A team of biomedical engineers have made a breakthrough in cell therapy research by successfully growing the first functioning human skeletal muscle from induced pluripotent stem cells. Previous related work resulted in the growth of skeletal muscle from primary human myoblasts obtained from muscle biopsies. However, primary cells are not the optimal starting material since they have limited growth in vitro, are less robust with serial passaging, and can be difficult to get from donors. Human pluripotent stem cells (hPSCs), which do not have these limitations, show promise for regenerative therapy applications. The research findings were published in Nature Communications.
"Starting with pluripotent stem cells that are not muscle cells, but can become all existing cells in our body, allows us to grow an unlimited number of myogenic progenitor cells," said Nenad Bursac, professor of biomedical engineering at Duke University. "These progenitor cells resemble adult muscle stem cells called 'satellite cells' that can theoretically grow an entire muscle starting from a single cell."

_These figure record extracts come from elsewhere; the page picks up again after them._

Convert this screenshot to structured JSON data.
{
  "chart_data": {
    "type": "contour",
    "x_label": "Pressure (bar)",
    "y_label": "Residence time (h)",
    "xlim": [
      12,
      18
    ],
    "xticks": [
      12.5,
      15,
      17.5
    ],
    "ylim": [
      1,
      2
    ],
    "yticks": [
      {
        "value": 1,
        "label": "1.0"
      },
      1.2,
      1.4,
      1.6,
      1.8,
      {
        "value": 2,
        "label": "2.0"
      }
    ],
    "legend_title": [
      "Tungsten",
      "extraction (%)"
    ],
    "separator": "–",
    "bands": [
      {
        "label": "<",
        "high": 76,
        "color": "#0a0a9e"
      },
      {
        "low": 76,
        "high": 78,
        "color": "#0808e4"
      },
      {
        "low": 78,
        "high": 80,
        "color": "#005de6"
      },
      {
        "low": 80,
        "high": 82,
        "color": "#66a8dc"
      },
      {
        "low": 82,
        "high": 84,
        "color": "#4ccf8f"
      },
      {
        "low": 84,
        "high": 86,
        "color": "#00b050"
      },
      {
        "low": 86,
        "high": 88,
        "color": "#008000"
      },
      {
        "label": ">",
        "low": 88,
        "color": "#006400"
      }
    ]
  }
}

Through trial and error, the team developed a reproducible protocol utilizing overexpression of Pax7, a myogenic transcription factor, to differentiate hPSCs into induced myogenic progenitor cells (iMPCs). The researchers demonstrated that in 2D culture, iMPSCs spontaneously differentiate into contacting multinucleated myotubes. Additional studies involving 3D culture showed that iMPSCs form functional skeletal muscle tissues (iSKM bundles) that behave like muscle fibers. The iSKM bundles were then implanted into mice and were observed to survive for at least three weeks and integrate into native mouse muscle tissue.
Although the new muscle tissue is not as strong as native tissue or muscle grown from adult cells, researchers believe it has therapeutic potential. The stem-cell derived tissue has a large population of “satellite-like cells” that help adult muscles repair damage. Also, many more cells can be grown via the stem cell method than from adult cells and a much smaller number of cells are required to start the differentiation process. The research team is now focused on growing stronger muscle tissue with the hope of developing mouse models of rare muscle diseases and using the new method for regenerative therapies.